You can use parameters in your routes like so:

  • routes/profile/[userid]/index.ts -> matches profile/12345678
  • routes/profile/[userid]/friendlist.ts -> matches profile/12345678/friendlist
  • routes/profile/[userid]/friendlist/[friend].ts -> matches profile/12345678/friendlist/481279874192

You can access params using i.params.

A single [parameter] only captures a single string until the end of the route string or until the next forward slash.

Cordo's routing does not allow routes to have .. for navigating up anywhere besides the beginning of the route.
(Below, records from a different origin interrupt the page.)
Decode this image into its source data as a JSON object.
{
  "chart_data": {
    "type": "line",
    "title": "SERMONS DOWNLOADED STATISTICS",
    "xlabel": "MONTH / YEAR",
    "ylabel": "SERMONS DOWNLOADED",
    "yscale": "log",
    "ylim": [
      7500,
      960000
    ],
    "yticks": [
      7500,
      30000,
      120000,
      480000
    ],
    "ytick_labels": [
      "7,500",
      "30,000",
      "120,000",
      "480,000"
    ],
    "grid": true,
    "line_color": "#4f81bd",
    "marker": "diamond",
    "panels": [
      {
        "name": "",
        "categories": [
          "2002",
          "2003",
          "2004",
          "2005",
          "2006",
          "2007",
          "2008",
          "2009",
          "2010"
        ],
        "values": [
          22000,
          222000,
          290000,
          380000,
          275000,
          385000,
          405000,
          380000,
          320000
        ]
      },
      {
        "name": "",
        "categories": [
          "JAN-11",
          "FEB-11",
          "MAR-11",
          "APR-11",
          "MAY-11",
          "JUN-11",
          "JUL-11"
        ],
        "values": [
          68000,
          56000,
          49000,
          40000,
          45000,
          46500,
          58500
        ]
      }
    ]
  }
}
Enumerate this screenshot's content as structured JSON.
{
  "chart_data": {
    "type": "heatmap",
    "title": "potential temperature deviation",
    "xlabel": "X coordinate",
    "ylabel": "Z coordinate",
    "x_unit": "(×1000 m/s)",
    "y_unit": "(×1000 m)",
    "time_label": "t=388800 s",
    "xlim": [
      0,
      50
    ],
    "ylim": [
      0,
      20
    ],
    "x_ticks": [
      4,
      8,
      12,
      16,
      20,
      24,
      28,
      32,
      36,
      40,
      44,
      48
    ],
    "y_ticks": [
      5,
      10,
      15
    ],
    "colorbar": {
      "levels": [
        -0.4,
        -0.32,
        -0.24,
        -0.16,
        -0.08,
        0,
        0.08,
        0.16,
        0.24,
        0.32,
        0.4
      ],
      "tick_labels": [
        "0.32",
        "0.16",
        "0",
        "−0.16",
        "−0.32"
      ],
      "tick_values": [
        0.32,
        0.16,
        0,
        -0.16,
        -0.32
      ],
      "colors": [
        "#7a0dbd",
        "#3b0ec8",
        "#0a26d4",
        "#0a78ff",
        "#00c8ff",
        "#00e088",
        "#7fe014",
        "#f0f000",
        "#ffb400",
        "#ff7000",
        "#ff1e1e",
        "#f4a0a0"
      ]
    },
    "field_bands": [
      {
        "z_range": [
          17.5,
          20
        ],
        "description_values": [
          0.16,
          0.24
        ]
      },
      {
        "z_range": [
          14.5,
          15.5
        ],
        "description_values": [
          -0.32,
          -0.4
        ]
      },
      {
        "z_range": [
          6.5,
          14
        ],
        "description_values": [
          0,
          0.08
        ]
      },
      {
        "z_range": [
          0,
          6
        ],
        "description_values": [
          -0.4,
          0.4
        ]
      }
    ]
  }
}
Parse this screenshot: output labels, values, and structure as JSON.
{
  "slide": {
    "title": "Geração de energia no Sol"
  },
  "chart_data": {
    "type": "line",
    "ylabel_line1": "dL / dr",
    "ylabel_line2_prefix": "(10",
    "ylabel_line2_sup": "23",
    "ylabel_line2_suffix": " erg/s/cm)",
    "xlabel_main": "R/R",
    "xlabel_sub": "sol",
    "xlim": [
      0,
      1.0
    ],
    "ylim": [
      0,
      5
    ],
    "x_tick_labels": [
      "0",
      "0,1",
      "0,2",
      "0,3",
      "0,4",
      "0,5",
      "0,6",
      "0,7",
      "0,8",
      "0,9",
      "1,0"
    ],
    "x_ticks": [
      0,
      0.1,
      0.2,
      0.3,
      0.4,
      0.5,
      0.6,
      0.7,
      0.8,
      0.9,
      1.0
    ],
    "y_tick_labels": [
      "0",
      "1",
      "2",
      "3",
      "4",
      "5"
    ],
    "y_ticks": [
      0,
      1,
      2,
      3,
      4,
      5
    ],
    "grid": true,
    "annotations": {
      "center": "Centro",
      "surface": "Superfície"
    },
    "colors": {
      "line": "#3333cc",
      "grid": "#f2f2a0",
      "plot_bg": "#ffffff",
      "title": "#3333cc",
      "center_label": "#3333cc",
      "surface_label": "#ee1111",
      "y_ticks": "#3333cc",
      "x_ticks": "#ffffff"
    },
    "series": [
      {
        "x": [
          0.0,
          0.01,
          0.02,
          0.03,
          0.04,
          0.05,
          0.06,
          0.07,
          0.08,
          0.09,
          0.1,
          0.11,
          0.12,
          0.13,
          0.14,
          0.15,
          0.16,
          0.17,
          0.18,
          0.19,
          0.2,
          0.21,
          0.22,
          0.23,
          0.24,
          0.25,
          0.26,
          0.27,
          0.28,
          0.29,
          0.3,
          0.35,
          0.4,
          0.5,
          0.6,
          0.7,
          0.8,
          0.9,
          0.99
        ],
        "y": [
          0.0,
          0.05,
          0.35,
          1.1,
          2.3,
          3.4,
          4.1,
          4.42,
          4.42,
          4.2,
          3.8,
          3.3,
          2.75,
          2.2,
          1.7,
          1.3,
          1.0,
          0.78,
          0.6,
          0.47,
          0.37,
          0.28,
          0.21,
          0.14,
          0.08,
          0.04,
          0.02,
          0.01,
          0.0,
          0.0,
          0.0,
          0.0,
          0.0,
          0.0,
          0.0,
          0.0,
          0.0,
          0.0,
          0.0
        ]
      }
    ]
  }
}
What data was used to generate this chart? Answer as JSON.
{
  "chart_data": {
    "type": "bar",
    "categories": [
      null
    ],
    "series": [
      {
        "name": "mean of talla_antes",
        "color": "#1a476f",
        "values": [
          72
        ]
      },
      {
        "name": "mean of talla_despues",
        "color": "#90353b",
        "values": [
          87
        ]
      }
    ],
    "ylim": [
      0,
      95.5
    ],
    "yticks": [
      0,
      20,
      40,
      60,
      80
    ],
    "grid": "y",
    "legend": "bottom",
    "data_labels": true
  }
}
This means you can safely use template strings in your routes if you prefix them with something.

  • Good: shop/category/${...}
  • Bad: ${...}/info

.ts files starting with _ are ignored and can be used for hosting utilities.

Oh yeah, error boundaries

If an error is thrown cordo will first check the folder of the file for the current route and check for a file called error.ts exporting export default defineCordoErrorBoundary((error, req) => ...). If none is found it will go up one folder and repeat until the routes folder is left at which point cordo will use it's built-in error handler.

  • The search starts at the folder of the file for the current route. This means if you trigger a different route using run the cwd is not changed and the error handler stays the same. If you use goto the cwd is changed to the new route and such is the error handler.
  • An error handler can at any point throw the error again to escalate it to a higher up error handler.
  • An error handler can handle the interaction just like a normal route handler including: accessing locals and re-routing to non-error routes.